Beer vax

Students at a middle school in China get free health checks from another student trained in traditional Chinese medicine (TCM).
Zhao Tianyu, a grade three pupil at Kailu No. 1 Middle School in Tongliao in the northern Inner Mongolia autonomous region, became known for his TCM diagnosis skill after his teacher posted on social media a video showing him treating a classmate last month, according to South China Morning Post (SCMP), citing a report of China Youth Daily.
By pressing his fingers on the wrist of a classmate, Zhao determined his ailment and its cause.
“Your problem is caused by your habit of eating cold and spicy food. They are irritating to your body,” he was heard telling the boy, SCMP reported.
Zhao’s diagnoses are almost exactly what the doctors at hospitals say, his teacher, surnamed Liu claimed. Since then, curious pupils from other classes became queuing up to the “little TCM doctor” for free consultations during breaktime.
Meanwhile, virologist Chris Buck from the National Cancer Institute (NCI) in Bethesda, Maryland, USA has concocted a cure for one of 13 polyomaviruses that he reportedly discovered.

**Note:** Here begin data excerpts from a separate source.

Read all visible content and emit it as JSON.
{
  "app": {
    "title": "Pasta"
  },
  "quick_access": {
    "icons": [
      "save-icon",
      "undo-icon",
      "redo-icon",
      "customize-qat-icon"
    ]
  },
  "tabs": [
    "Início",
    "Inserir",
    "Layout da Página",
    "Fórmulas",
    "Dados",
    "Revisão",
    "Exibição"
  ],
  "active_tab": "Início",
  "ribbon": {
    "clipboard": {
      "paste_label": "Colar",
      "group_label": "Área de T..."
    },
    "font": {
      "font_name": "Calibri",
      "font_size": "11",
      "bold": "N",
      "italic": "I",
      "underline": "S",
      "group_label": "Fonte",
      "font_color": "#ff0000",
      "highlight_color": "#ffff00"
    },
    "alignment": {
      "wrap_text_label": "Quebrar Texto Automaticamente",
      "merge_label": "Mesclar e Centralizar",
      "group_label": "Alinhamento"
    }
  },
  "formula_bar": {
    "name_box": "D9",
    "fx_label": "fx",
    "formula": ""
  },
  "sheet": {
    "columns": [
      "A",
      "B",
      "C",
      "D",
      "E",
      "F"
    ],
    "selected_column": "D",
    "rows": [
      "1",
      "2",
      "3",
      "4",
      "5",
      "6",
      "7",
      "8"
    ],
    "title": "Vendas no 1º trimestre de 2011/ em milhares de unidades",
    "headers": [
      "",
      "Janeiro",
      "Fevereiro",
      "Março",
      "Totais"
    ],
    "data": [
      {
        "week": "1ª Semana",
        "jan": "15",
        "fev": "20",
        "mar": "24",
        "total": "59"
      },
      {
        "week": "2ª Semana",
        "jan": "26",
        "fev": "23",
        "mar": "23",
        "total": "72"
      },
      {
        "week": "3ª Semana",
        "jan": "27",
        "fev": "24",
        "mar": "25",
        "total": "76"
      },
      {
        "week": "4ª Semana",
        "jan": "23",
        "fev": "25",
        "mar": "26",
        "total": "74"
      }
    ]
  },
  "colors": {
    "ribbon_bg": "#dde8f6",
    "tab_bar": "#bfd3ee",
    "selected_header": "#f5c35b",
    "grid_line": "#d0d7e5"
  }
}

Polyomaviruses have been linked to various cancers and to serious health problems for people with weakened immune systems, Science News (SN) reported.
While developing an injectable vaccine for the BK polyomavirus species, Buck and his research team put a gene of the virus’s coat protein into the brewer’s yeast genome and brewed the genetically modified yeast cells into a Lithuanian ale that produced a viral protein, according to Futurism.
The team fed mice whole, live yeast carrying the viruslike particles mixed with their kibble and they developed antibodies to the BK polyomavirus, according to SN.
Buck, his brother, and relatives then drank the brewed yeast with the same result, experiencing no side effects. They revealed that the beer vaccine works by publishing the method of making it on the data sharing platform Zenodo.org on 17 December.